Spark!Lab is an informal, inquiry-based learning lab where children can create, collaborate, explore, test, experiment and invent
In 2012, Spark!Lab opened a one month pop-up installation in Kyiv, Ukraine through a grant from the US State Department
More than 32,000 people attended the opening of Spark!Lab at Art Arsenal
Nearly 100 student volunteers from Kyiv Polytechnic Institute, one of Ukraine’s top universities and chief collaborator on the Spark!Labs project contributed to the success of exhibit
The Lemelson Center hosted two members of Kyiv museum’s staff and spent two weeks collaborating on a prototype of different activity ideas for a new learning lab space at Art Arsenal in Ukraine
LOCATION(S): Ukraine

In 2008, Smithsonian’s Lemelson Center for the Study of Invention and Innovation opened Spark!Lab at the National Museum of American History.
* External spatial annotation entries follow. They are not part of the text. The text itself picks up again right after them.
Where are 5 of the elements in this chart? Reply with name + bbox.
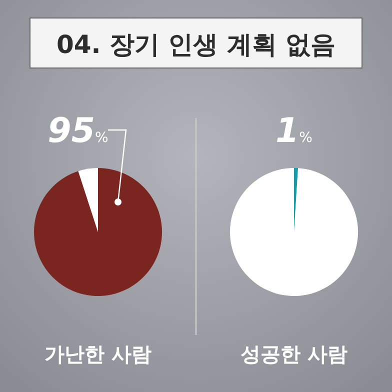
chart-title: 04. 장기 인생 계획 없음 xyxy=(56,30,336,59)
text: 성공한 사람 xyxy=(240,342,348,366)
data-label: 1% xyxy=(276,111,312,151)
text: 가난한 사람 xyxy=(44,342,152,366)
data-label: 95% xyxy=(48,111,108,151)
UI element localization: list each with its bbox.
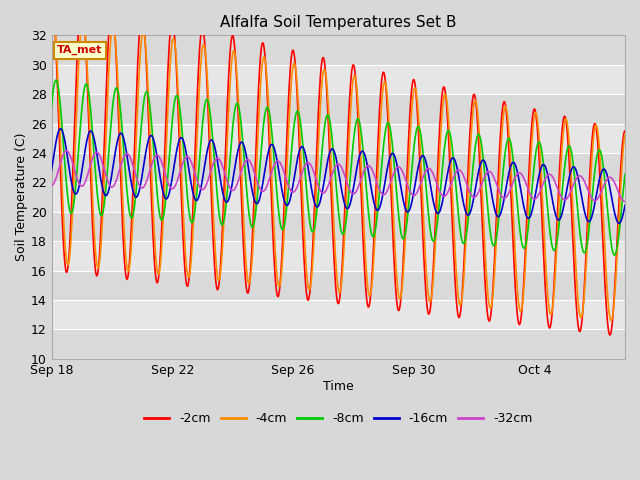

Activities at this open space laboratory incorporate traditional science, technology, engineering and math (STEM) with art, history and creativity. Staff and volunteers aim to show kids and their families that that invention is a process, rather than a single “Ah-Ha!” moment. Spark!Lab demonstrates the central role that invention plays in American history. After its success in Washington, DC, Spark!Lab launched the Spark!Lab National Network, an active community of museum professionals that fosters inventive creativity in families in their own neighborhoods. And now, that effort is going global.

In 2012, Smithsonian brought Spark!Lab to Kyiv, Ukraine through a grant from the U.S. State Department. Tricia Edwards, Head of Education at the Lemelson Center, led her colleagues in opening Spark!Lab at Art Arsenal, a contemporary art museum located in the heart of Kyiv. More than 32,000 people attended the Spark!Lab’s opening.